PAD4-IN-4 (compound 28) is a potent PAD4 inhibitor with an IC50 of 0.79±0.09 μM. It reshapes the neutrophil phenotype, increases the proportion of dendritic cells and M1 macrophages, reduces the number of myeloid-derived suppressor cells, and enhances the tumor immune microenvironment. PAD4-IN-4 is applicable for research in triple-negative breast cancer.

PAD2:2.97 μM, PAD4:0.79 μM

PAD4-IN-4 demonstrates potent inhibitory activity against PAD2 and PAD4, with IC50 values of 2.97±0.29 μM and 0.79±0.09 μM, respectively, exhibiting the highest selectivity towards PAD4 (3.8 μM). It significantly suppresses in vitro proliferation of TNBC cells (4T1 IC50: 2.39±0.54 μM; MDA-MB468 IC50: 2.34±0.23 μM), while showing relatively low toxicity towards normal breast cells (MCF-10A IC50: 8.39±0.60 μM). PAD4-IN-4 (0.5, 1, 2 μM; 48 h) enhances anti-metastatic activity in TNBC cells. Additionally, PAD4-IN-4 (0.5, 1, 2 μM; 48 h) is an effective inhibitor of PAD4, capable of blocking histone citrullination and the formation of neutrophil extracellular traps (NETs).

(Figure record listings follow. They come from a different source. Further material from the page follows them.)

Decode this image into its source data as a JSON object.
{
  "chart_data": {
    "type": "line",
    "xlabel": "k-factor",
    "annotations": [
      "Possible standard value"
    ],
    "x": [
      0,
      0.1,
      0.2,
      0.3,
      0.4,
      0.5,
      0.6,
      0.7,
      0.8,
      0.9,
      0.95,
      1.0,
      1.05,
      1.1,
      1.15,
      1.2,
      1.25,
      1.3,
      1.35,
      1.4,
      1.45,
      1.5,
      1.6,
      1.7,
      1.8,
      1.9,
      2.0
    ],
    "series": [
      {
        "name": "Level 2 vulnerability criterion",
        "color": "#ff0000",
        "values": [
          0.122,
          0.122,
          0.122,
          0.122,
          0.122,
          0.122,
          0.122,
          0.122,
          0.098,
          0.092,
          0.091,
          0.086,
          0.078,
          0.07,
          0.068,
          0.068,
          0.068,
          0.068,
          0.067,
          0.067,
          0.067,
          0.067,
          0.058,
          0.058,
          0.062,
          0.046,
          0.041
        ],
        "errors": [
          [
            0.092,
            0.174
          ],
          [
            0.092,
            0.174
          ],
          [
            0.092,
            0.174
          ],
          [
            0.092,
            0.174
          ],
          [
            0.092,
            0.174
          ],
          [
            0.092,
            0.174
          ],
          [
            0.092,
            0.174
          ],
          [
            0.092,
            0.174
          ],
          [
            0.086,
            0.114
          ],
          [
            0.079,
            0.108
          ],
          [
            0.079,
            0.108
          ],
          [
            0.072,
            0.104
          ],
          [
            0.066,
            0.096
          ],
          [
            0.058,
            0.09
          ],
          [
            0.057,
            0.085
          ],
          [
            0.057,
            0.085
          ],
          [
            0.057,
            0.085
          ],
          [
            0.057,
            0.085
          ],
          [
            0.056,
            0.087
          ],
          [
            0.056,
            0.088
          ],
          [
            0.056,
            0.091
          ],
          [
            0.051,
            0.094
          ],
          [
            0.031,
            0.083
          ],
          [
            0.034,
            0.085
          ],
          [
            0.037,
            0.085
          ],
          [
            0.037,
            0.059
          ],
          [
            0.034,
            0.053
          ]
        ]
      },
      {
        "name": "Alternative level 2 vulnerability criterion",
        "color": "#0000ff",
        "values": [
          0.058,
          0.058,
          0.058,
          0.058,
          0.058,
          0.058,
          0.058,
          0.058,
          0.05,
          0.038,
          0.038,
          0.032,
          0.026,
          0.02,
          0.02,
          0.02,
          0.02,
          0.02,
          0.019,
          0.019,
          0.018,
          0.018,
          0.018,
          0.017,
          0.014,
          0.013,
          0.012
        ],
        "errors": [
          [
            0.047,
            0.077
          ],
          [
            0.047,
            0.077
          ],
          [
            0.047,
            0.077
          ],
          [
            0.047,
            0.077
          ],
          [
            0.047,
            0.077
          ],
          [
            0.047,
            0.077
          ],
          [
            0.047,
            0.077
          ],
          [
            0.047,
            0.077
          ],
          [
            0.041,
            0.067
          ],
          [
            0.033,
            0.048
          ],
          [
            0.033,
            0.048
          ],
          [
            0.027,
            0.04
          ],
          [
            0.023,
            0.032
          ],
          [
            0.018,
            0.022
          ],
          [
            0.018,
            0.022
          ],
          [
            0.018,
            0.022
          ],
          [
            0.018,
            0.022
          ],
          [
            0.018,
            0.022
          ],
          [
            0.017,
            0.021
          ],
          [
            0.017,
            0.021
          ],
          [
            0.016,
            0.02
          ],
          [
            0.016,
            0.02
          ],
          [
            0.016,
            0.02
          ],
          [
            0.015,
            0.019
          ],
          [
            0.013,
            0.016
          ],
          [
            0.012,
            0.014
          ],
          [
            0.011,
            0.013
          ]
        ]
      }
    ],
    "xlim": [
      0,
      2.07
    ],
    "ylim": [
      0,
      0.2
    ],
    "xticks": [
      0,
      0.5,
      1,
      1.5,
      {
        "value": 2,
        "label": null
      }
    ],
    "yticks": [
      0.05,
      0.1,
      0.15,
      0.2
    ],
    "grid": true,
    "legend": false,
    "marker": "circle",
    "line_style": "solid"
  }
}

PAD4-IN-4, administered intravenously at doses of 1, 5, and 10 mg/kg every other day for a total of nine treatments, effectively inhibits lung metastasis of TNBC in a dose-dependent manner, demonstrating high anti-TNBC activity without significant toxicity in BALB/c mice bearing the orthotopic 4T1-luc xenograft model. It modulates the tumor microenvironment by altering immune cell ratios and reshaping neutrophil phenotype and function to favor an anti-tumor state.